Há algum tempo atrás achava que o problema era o meu corpo. Não cheguei ao complexo, preferi relativizar. De uma maneira geral, observo que a roupa do dia-a-dia da brasileira que trabalha fora não veste bem. Por todo lado vejo blusas que não cobrem a barriga, mangas que não são confortáveis aos braços, calças com gavião torto, cofrinhos de fora, botões que ao aboatoarem deixam uma brecha na altura dos seios, saias fora do eixo da cintura/quadril ao se caminhar... e por aí vai. Isso sem falar nos estilos brasileiros não raros adotados para mostrar o corpo.

Quando fui à França fiquei chocada com a elegância natural das mulheres e homens. As roupas caiam perfeitamente bem em seus corpos. Dos bairros mais sofisticados de Paris aos de periferia, onde ficam os mercados das pulgas, passando pelo o interior do país, observei a existência de uma democracia do bom corte, do bom caimento e um gosto cultural dos franceses por isso. O design francês da alta-costura é normalmente caracterizado pela pureza da silhueta associada à complexidade do corte: o caimento que acompanha o contorno do corpo, com um quê de arredondado, pode ser observado por toda parte e isso independe do estilo da roupa que se usa.

Qual o real segredo do bom corte, do bom caimento, para além do gosto ou de um senso estético apurado que coordena bem os princípios e elementos do design como silhueta, linha, proporção, ritmo, equilibrio, harmonia, constraste...? Para mim a resposta é a matemática.

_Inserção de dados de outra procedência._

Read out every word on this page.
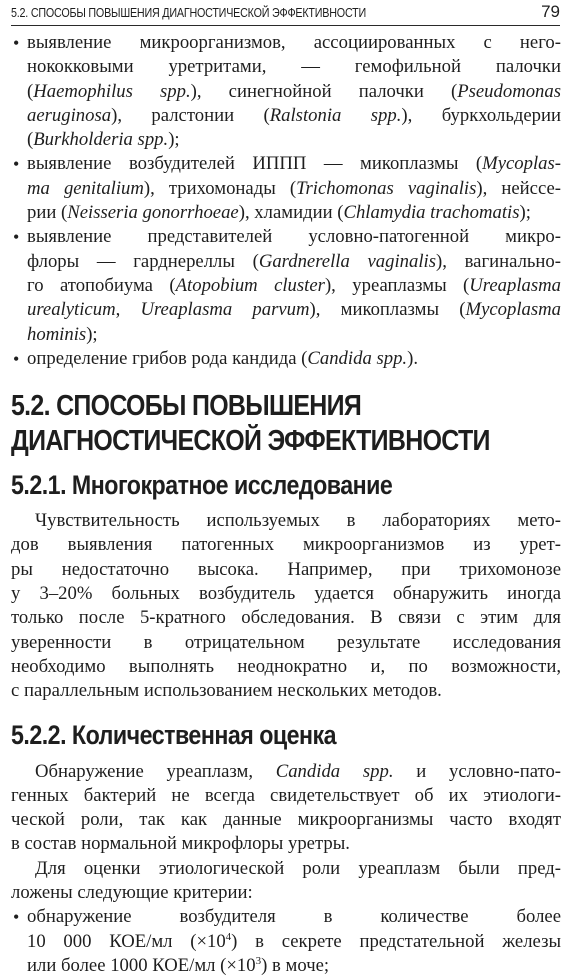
5.2. СПОСОБЫ ПОВЫШЕНИЯ ДИАГНОСТИЧЕСКОЙ ЭФФЕКТИВНОСТИ	79
• выявление микроорганизмов, ассоциированных с него-
нококковыми уретритами, — гемофильной палочки
(Haemophilus spp.), синегнойной палочки (Pseudomonas
aeruginosa), ралстонии (Ralstonia spp.), буркхольдерии
(Burkholderia spp.);
• выявление возбудителей ИППП — микоплазмы (Mycoplas-
ma genitalium), трихомонады (Trichomonas vaginalis), нейссе-
рии (Neisseria gonorrhoeae), хламидии (Chlamydia trachomatis);
• выявление представителей условно-патогенной микро-
флоры — гарднереллы (Gardnerella vaginalis), вагинально-
го атопобиума (Atopobium cluster), уреаплазмы (Ureaplasma
urealyticum, Ureaplasma parvum), микоплазмы (Mycoplasma
hominis);
• определение грибов рода кандида (Candida spp.).
5.2. СПОСОБЫ ПОВЫШЕНИЯ
ДИАГНОСТИЧЕСКОЙ ЭФФЕКТИВНОСТИ
5.2.1. Многократное исследование
Чувствительность используемых в лабораториях мето-
дов выявления патогенных микроорганизмов из урет-
ры недостаточно высока. Например, при трихомонозе
у 3–20% больных возбудитель удается обнаружить иногда
только после 5-кратного обследования. В связи с этим для
уверенности в отрицательном результате исследования
необходимо выполнять неоднократно и, по возможности,
с параллельным использованием нескольких методов.
5.2.2. Количественная оценка
Обнаружение уреаплазм, Candida spp. и условно-пато-
генных бактерий не всегда свидетельствует об их этиологи-
ческой роли, так как данные микроорганизмы часто входят
в состав нормальной микрофлоры уретры.
Для оценки этиологической роли уреаплазм были пред-
ложены следующие критерии:
• обнаружение возбудителя в количестве более
10 000 КОЕ/мл $(\times 10^4)$ в секрете предстательной железы
или более 1000 КОЕ/мл $(\times 10^3)$ в моче;
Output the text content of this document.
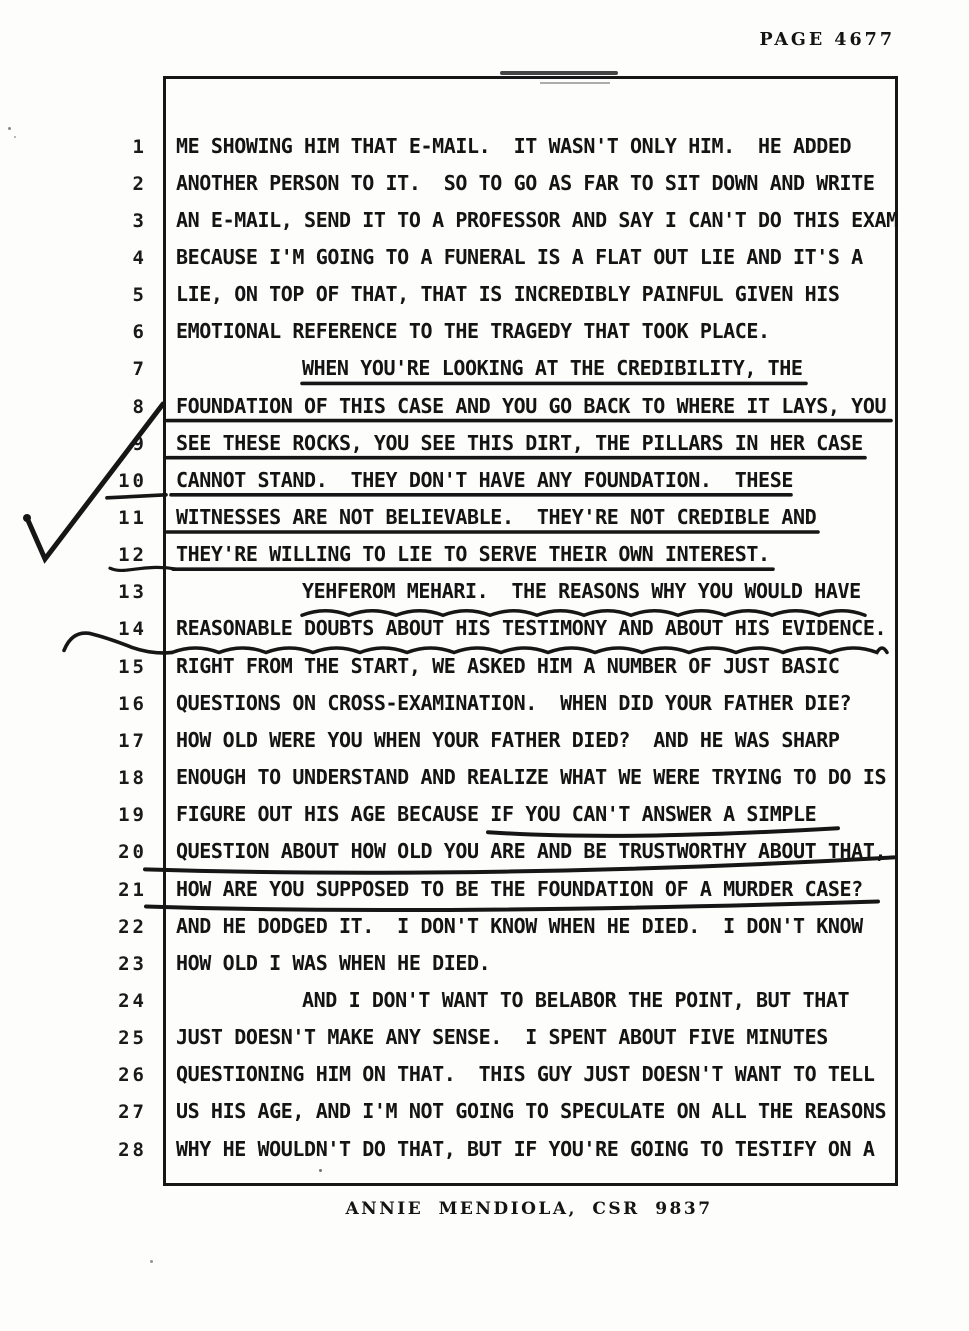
PAGE 4677
1 ME SHOWING HIM THAT E-MAIL.  IT WASN'T ONLY HIM.  HE ADDED
2 ANOTHER PERSON TO IT.  SO TO GO AS FAR TO SIT DOWN AND WRITE
3 AN E-MAIL, SEND IT TO A PROFESSOR AND SAY I CAN'T DO THIS EXAM
4 BECAUSE I'M GOING TO A FUNERAL IS A FLAT OUT LIE AND IT'S A
5 LIE, ON TOP OF THAT, THAT IS INCREDIBLY PAINFUL GIVEN HIS
6 EMOTIONAL REFERENCE TO THE TRAGEDY THAT TOOK PLACE.
7	WHEN YOU'RE LOOKING AT THE CREDIBILITY, THE
8 FOUNDATION OF THIS CASE AND YOU GO BACK TO WHERE IT LAYS, YOU
9 SEE THESE ROCKS, YOU SEE THIS DIRT, THE PILLARS IN HER CASE
10 CANNOT STAND.  THEY DON'T HAVE ANY FOUNDATION.  THESE
11 WITNESSES ARE NOT BELIEVABLE.  THEY'RE NOT CREDIBLE AND
12 THEY'RE WILLING TO LIE TO SERVE THEIR OWN INTEREST.
13	YEHFEROM MEHARI.  THE REASONS WHY YOU WOULD HAVE
14 REASONABLE DOUBTS ABOUT HIS TESTIMONY AND ABOUT HIS EVIDENCE.
15 RIGHT FROM THE START, WE ASKED HIM A NUMBER OF JUST BASIC
16 QUESTIONS ON CROSS-EXAMINATION.  WHEN DID YOUR FATHER DIE?
17 HOW OLD WERE YOU WHEN YOUR FATHER DIED?  AND HE WAS SHARP
18 ENOUGH TO UNDERSTAND AND REALIZE WHAT WE WERE TRYING TO DO IS
19 FIGURE OUT HIS AGE BECAUSE IF YOU CAN'T ANSWER A SIMPLE
20 QUESTION ABOUT HOW OLD YOU ARE AND BE TRUSTWORTHY ABOUT THAT,
21 HOW ARE YOU SUPPOSED TO BE THE FOUNDATION OF A MURDER CASE?
22 AND HE DODGED IT.  I DON'T KNOW WHEN HE DIED.  I DON'T KNOW
23 HOW OLD I WAS WHEN HE DIED.
24	AND I DON'T WANT TO BELABOR THE POINT, BUT THAT
25 JUST DOESN'T MAKE ANY SENSE.  I SPENT ABOUT FIVE MINUTES
26 QUESTIONING HIM ON THAT.  THIS GUY JUST DOESN'T WANT TO TELL
27 US HIS AGE, AND I'M NOT GOING TO SPECULATE ON ALL THE REASONS
28 WHY HE WOULDN'T DO THAT, BUT IF YOU'RE GOING TO TESTIFY ON A
ANNIE MENDIOLA, CSR 9837
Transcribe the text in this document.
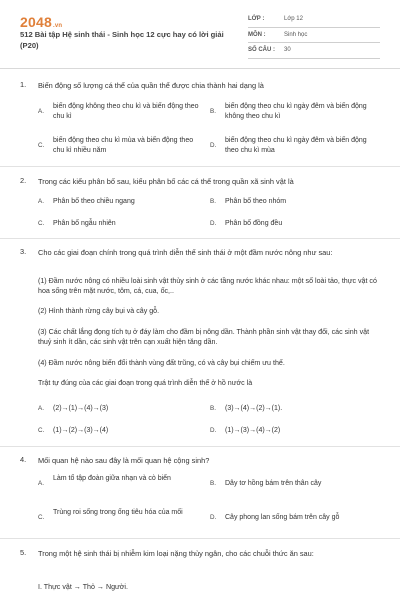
2048.vn
512 Bài tập Hệ sinh thái - Sinh học 12 cực hay có lời giải (P20)
LỚP :	Lớp 12
MÔN :	Sinh học
SỐ CÂU :	30
1.	Biến động số lượng cá thể của quần thể được chia thành hai dạng là
A.
biến động không theo chu kì và biến động theo chu kì
B.
biến động theo chu kì ngày đêm và biến động không theo chu kì
C.
biến động theo chu kì mùa và biến động theo chu kì nhiều năm
D.
biến động theo chu kì ngày đêm và biến động theo chu kì mùa
2.	Trong các kiểu phân bố sau, kiểu phân bố các cá thể trong quần xã sinh vật là
A. Phân bố theo chiều ngang	B. Phân bố theo nhóm
C. Phân bố ngẫu nhiên	D. Phân bố đồng đều
3.	Cho các giai đoạn chính trong quá trình diễn thế sinh thái ở một đầm nước nông như sau:
(1) Đầm nước nông có nhiều loài sinh vật thủy sinh ở các tầng nước khác nhau: một số loài tảo, thực vật có hoa sống trên mặt nước, tôm, cá, cua, ốc,..
(2) Hình thành rừng cây bụi và cây gỗ.
(3) Các chất lắng đọng tích tụ ở đáy làm cho đầm bị nông dần. Thành phần sinh vật thay đổi, các sinh vật thuỷ sinh ít dần, các sinh vật trên cạn xuất hiện tăng dần.
(4) Đầm nước nông biến đổi thành vùng đất trũng, có và cây bụi chiếm ưu thế.
Trật tự đúng của các giai đoạn trong quá trình diễn thế ở hồ nước là
A. (2)→(1)→(4)→(3)	B. (3)→(4)→(2)→(1).
C. (1)→(2)→(3)→(4)	D. (1)→(3)→(4)→(2)
4.	Mối quan hệ nào sau đây là mối quan hệ cộng sinh?
A.
Làm tổ tập đoàn giữa nhạn và cò biển
B. Dây tơ hồng bám trên thân cây
C.
Trùng roi sống trong ống tiêu hóa của mối
D. Cây phong lan sống bám trên cây gỗ
5.	Trong một hệ sinh thái bị nhiễm kim loại nặng thủy ngân, cho các chuỗi thức ăn sau:
I. Thực vật → Thỏ → Người.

Em minhas andanças no último 1 ano e meio por cursos e ateliês que ensinam modelagem, corte e costura, aprendi que a responsável pelo bom corte é a modelagem. Esta é feita pela modelista que calcula, calcula, esquadra, compassa, mede, ajusta, soma, divide, subtrai, multiplica... Então, me arrisco a dizer que se modelagem é matemática pura e se os franceses são puramente cartesianos, sistemáticos e metódicos, o resultado não seria outro, senão uma modelagem impecável.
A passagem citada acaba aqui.